CI for p doesn't match hypothesis test.


Ambassador to the humans
I knew it was possible but never actually ran into it before with some real data. The confidence interval for p produced by R didn't match the results from the hypothesis test. R uses the Clopper-Pearson method by default to make the confidence intervals when using binom.test.

Here is the output for anybody interested. Like I said I knew it could happen theoretically but laughed when it finally actually happened to me so I thought I would share.

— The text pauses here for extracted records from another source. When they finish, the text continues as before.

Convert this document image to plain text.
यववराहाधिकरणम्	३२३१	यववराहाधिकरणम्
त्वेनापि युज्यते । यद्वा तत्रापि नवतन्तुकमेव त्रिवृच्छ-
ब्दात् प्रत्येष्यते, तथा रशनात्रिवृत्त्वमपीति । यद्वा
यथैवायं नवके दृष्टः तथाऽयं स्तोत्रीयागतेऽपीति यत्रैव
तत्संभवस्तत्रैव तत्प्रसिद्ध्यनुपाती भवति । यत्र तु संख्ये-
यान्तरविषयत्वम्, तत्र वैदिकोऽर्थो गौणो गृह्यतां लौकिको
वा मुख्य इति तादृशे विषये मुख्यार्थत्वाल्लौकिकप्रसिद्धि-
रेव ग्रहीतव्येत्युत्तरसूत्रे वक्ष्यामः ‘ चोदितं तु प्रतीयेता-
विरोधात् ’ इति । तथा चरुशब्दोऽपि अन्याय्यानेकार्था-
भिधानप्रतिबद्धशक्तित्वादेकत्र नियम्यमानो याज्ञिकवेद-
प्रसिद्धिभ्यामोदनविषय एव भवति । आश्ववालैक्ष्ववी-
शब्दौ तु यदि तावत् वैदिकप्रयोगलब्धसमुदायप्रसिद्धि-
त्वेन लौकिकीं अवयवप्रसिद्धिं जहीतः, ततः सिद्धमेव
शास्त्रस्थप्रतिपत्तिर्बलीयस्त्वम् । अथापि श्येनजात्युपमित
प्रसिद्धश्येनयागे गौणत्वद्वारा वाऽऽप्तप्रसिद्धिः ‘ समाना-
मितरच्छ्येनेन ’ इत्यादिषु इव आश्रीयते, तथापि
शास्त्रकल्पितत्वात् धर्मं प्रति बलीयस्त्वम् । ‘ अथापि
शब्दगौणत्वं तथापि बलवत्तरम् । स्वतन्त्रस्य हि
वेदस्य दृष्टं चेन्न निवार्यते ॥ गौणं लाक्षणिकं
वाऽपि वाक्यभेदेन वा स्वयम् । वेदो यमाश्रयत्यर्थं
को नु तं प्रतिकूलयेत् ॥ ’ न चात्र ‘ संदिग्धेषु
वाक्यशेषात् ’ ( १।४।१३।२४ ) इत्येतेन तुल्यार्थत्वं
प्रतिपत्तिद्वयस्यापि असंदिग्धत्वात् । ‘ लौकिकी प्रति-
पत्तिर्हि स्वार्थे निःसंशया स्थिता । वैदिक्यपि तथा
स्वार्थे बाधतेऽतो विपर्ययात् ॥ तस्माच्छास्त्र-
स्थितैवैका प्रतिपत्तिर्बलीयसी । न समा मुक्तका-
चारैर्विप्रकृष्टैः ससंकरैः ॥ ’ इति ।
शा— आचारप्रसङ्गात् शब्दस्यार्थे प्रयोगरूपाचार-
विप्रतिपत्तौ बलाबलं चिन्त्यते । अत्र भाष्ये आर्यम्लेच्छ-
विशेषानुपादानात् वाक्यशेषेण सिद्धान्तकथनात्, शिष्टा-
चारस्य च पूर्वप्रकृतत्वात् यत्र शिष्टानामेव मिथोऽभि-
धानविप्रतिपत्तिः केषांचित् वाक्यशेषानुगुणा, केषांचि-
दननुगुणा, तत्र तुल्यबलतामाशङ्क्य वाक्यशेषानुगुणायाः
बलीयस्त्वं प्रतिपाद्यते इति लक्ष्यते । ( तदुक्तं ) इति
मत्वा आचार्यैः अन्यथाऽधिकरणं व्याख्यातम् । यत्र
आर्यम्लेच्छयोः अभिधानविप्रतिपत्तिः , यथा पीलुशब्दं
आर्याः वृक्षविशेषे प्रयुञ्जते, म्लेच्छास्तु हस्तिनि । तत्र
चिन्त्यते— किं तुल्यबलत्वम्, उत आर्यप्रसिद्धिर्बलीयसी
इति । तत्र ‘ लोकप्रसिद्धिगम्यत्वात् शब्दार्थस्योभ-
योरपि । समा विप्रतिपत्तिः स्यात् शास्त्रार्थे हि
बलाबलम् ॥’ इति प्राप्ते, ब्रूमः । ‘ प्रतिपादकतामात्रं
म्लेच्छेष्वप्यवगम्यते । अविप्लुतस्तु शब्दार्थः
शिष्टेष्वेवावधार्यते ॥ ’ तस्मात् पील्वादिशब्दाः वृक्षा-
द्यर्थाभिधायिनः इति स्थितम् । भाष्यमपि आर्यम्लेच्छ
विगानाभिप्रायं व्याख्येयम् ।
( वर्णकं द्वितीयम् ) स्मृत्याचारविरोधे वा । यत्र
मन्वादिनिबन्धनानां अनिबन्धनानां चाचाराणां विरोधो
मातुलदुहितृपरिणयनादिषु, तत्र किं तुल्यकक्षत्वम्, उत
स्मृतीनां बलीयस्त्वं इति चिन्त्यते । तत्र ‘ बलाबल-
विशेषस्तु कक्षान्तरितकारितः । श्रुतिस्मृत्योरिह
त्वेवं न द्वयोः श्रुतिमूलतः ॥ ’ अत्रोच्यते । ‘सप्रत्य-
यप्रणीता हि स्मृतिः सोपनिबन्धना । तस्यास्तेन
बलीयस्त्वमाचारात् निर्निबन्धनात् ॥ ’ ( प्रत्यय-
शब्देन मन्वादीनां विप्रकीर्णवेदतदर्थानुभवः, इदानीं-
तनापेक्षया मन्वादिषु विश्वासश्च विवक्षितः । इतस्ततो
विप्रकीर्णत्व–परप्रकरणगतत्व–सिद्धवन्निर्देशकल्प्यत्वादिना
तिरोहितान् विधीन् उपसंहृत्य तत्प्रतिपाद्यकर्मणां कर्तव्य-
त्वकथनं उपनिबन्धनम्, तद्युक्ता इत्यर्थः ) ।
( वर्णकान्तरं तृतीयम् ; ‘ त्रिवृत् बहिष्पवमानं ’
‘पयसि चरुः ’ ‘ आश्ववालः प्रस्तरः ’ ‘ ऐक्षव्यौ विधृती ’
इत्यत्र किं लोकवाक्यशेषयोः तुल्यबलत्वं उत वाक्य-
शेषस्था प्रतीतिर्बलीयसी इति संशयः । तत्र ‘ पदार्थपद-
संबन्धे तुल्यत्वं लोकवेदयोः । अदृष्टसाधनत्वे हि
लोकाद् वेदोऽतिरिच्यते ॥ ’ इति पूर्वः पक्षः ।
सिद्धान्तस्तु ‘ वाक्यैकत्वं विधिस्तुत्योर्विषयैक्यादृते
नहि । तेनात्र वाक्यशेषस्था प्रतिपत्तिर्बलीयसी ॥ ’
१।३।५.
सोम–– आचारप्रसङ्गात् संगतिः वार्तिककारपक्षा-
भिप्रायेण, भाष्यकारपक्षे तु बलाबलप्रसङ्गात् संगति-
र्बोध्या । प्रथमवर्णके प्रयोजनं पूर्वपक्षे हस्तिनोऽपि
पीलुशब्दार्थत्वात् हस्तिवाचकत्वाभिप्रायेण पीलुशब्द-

> binom.test(12, 99, .2011)

	Exact binomial test

data:  12 and 99
number of successes = 12, number of trials = 99, p-value = 0.04525
alternative hypothesis: true probability of success is not equal to 0.2011
95 percent confidence interval:
 0.06422779 0.20216260
sample estimates:
probability of success 
I would have run this classical one (the asymptotic method):

(These are a little bit off topic since the Ci and test match, but they are tests about the binomial distribution.)


phat <- 12/99 
se   <- sqrt(phat*(1-phat)/99)
lo   <- phat - 1.96*se
hi   <- phat + 1.96*se
# the "asymptotic" method

(phat - 0.2011)/se 

binom.test(12, 99, .2011)

binom.confint(12, 99, conf.level = 0.95, methods = "exact" )
binom.confint(12, 99, conf.level = 0.95, methods = "all" )

prop.test(c(12, 5),c(99,99))

#prop.test mentioned in: Chihara Hesterberg 
# "Mathematical Statistics with resampling and R" 2011,  page 195

# Brown Interval Estimation for a Binomial Proportion
But then then I came across “binom.confint” function.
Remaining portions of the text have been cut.